The path extends to the heavier wooded area where you’ll see stumps from old-growth cedar that the family cut to build the house and barn. You can still see the old tractor and the implements used to the fields. Since being chosen as one of the gardens on the tour, the homeowners have added a few special features to make their garden extra fun.

• A Permaculture Garden offers garden visitors a different approach, with an area designated the “forest garden” featuring 13 fruit trees, berry bushes and hops managed by ducks, who keep the slug population in check.

In the adjacent chicken yard are chestnuts, filberts and a variety of elderberries. A medlar tree, an unusual fruit tree that dates from Roman times, grows there as well.

Patches of salmonberries, blackberries and wasabi have been planted to take advantage of swampy areas of the property. Vegetable gardens and greenhouses are placed in sunny locations. To overcome the challenges of our shorter growing season, the homeowners grow fig trees and grapes in one of the greenhouses and tomatoes and similar warmth-loving vegetables in another.

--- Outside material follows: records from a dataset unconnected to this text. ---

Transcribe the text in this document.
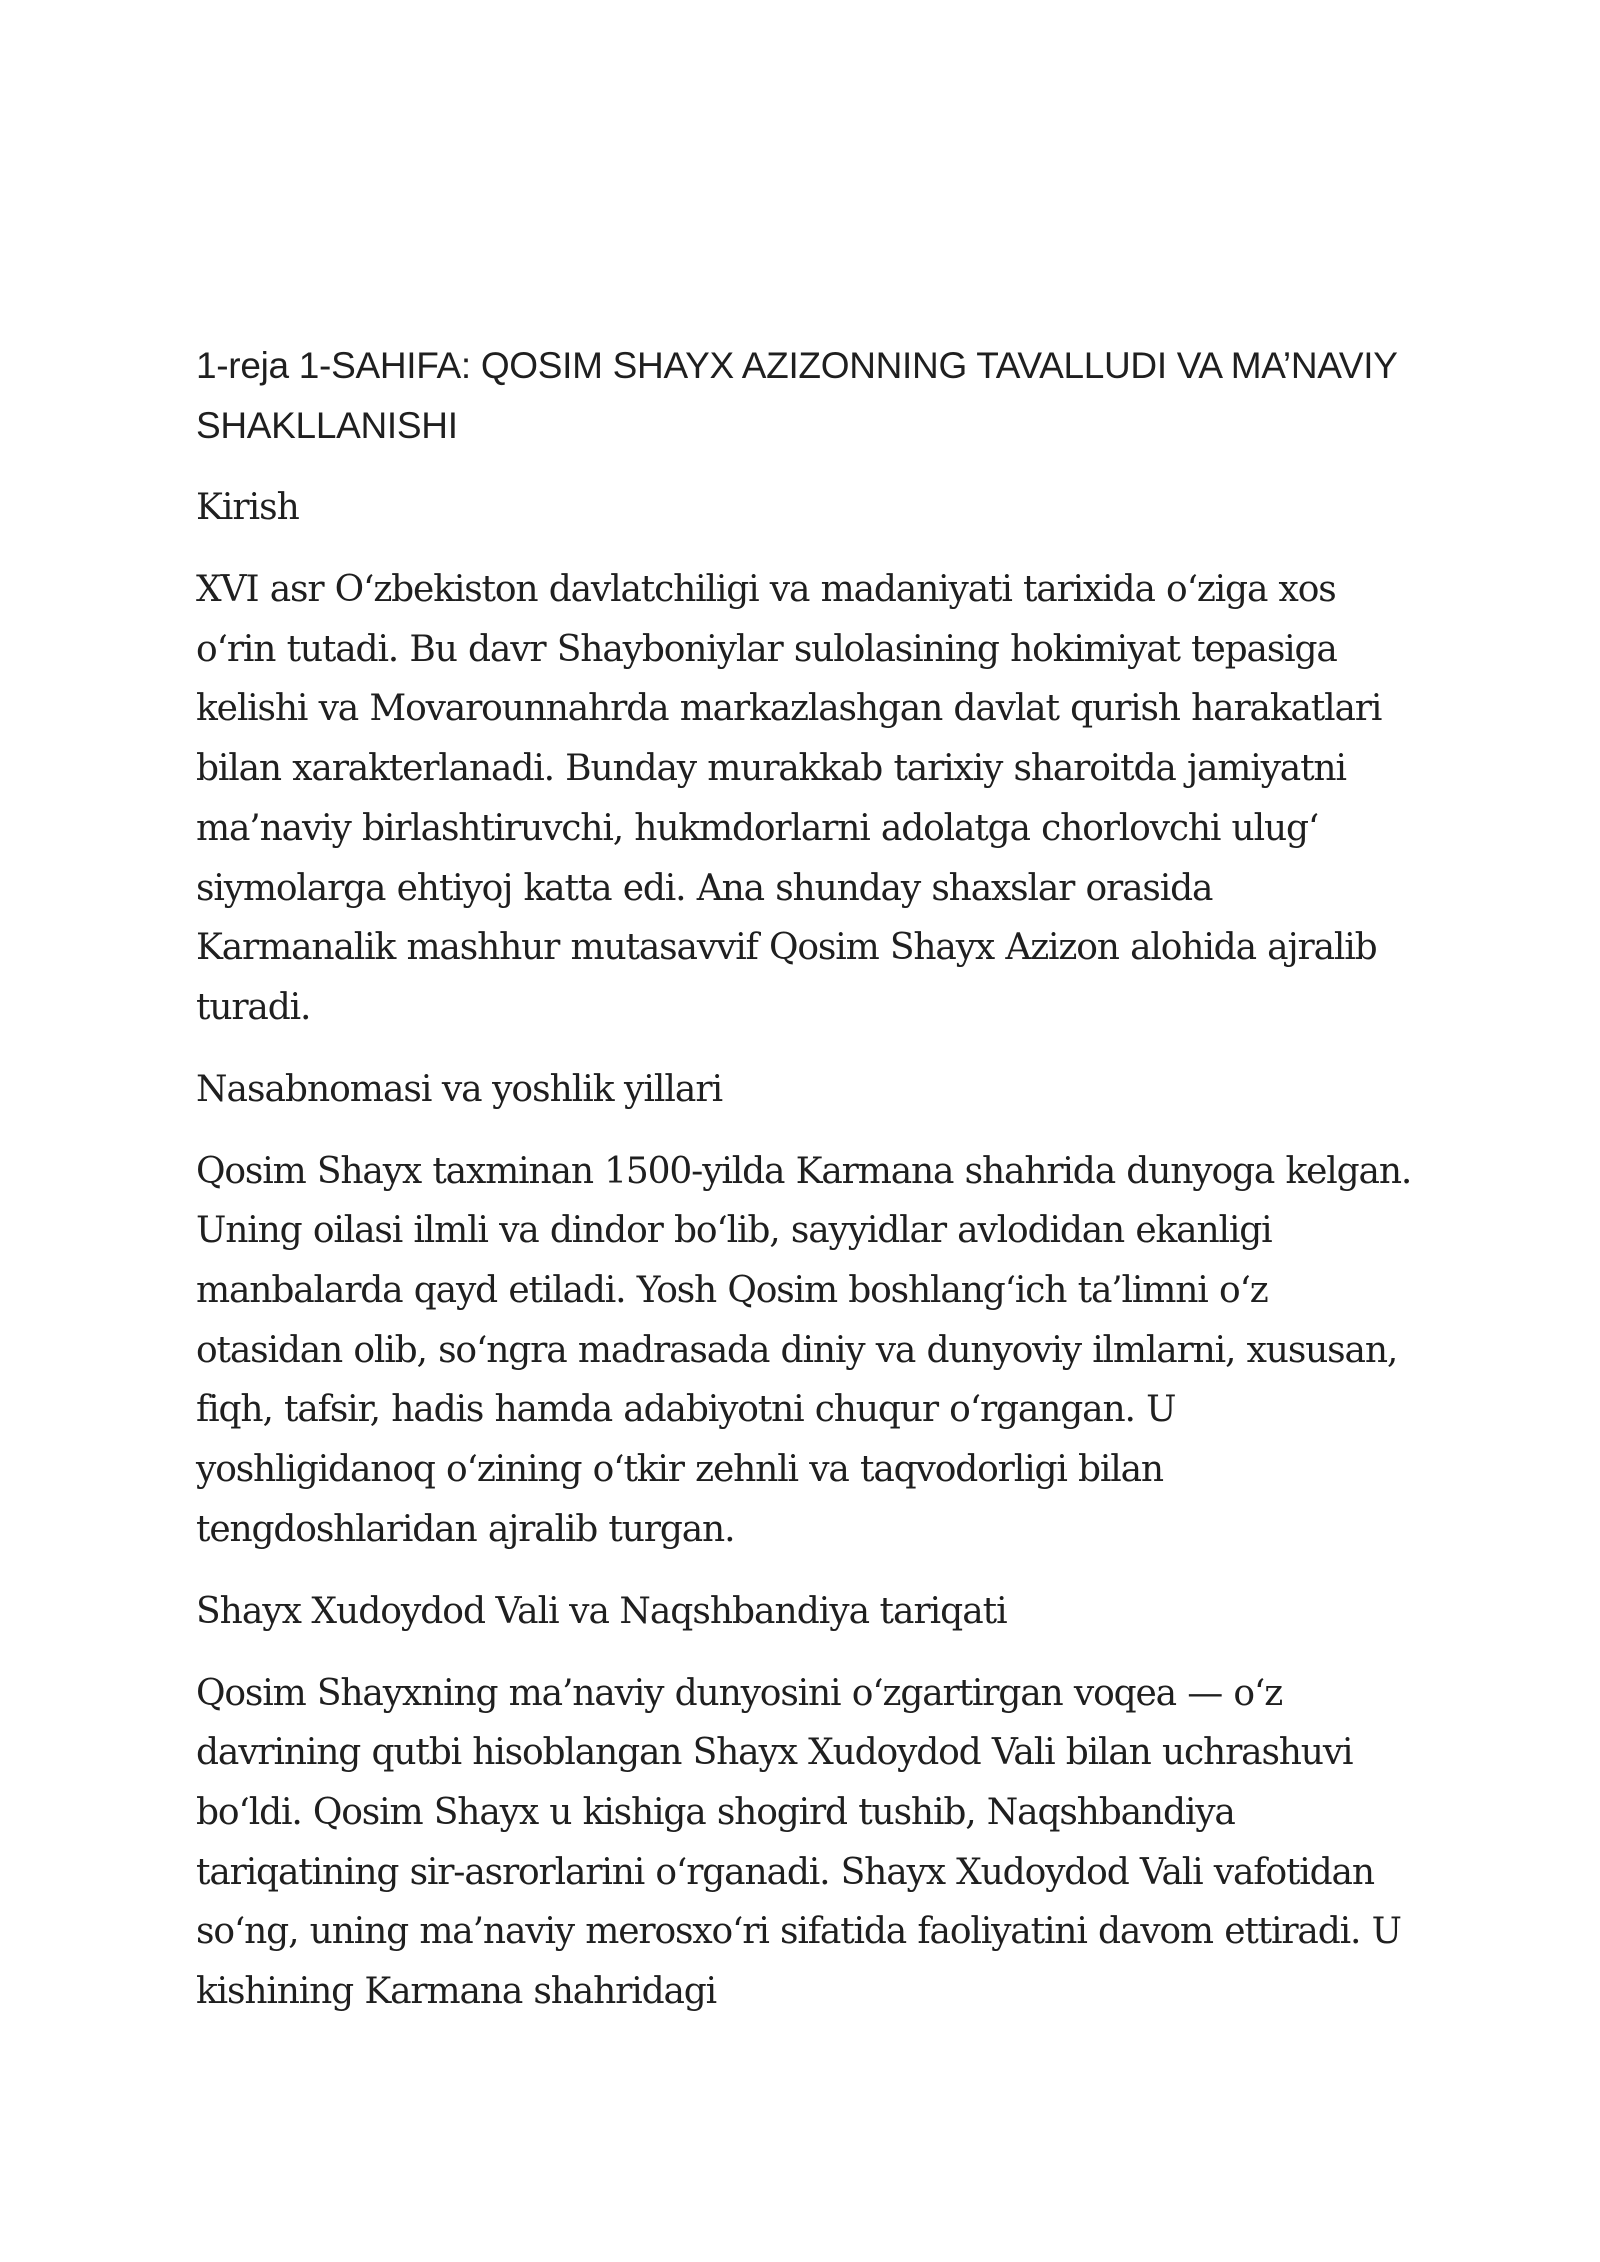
1-reja 1-SAHIFA: QOSIM SHAYX AZIZONNING TAVALLUDI VA MA’NAVIY SHAKLLANISHI

Kirish

XVI asr O‘zbekiston davlatchiligi va madaniyati tarixida o‘ziga xos o‘rin tutadi. Bu davr Shayboniylar sulolasining hokimiyat tepasiga kelishi va Movarounnahrda markazlashgan davlat qurish harakatlari bilan xarakterlanadi. Bunday murakkab tarixiy sharoitda jamiyatni ma’naviy birlashtiruvchi, hukmdorlarni adolatga chorlovchi ulug‘ siymolarga ehtiyoj katta edi. Ana shunday shaxslar orasida Karmanalik mashhur mutasavvif Qosim Shayx Azizon alohida ajralib turadi.

Nasabnomasi va yoshlik yillari

Qosim Shayx taxminan 1500-yilda Karmana shahrida dunyoga kelgan. Uning oilasi ilmli va dindor bo‘lib, sayyidlar avlodidan ekanligi manbalarda qayd etiladi. Yosh Qosim boshlang‘ich ta’limni o‘z otasidan olib, so‘ngra madrasada diniy va dunyoviy ilmlarni, xususan, fiqh, tafsir, hadis hamda adabiyotni chuqur o‘rgangan. U yoshligidanoq o‘zining o‘tkir zehnli va taqvodorligi bilan tengdoshlaridan ajralib turgan.

Shayx Xudoydod Vali va Naqshbandiya tariqati

Qosim Shayxning ma’naviy dunyosini o‘zgartirgan voqea — o‘z davrining qutbi hisoblangan Shayx Xudoydod Vali bilan uchrashuvi bo‘ldi. Qosim Shayx u kishiga shogird tushib, Naqshbandiya tariqatining sir-asrorlarini o‘rganadi. Shayx Xudoydod Vali vafotidan so‘ng, uning ma’naviy merosxo‘ri sifatida faoliyatini davom ettiradi. U kishining Karmana shahridagi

Among other highlights of this garden are the homeowners’ straw bale house, yurt and chicken coop, a pallet house, a cob oven, a bunny hutch, and a pole bean teepee.

• Fairnie Brae is Scottish for a ferny upland rising above the water’s edge. It sits on a sunny bluff overlooking the Strait of Juan de Fuca. The homeowners have owned the property since 2001 and love the sunny flat meadows, rich soil and expansive views — just what they wanted as they retired to become gardeners.

When designing the grounds, they strove to create a natural, open and aesthetically pleasing environment while integrating their desire for vegetable gardens, magical groves, park-like meadows and trails for wandering.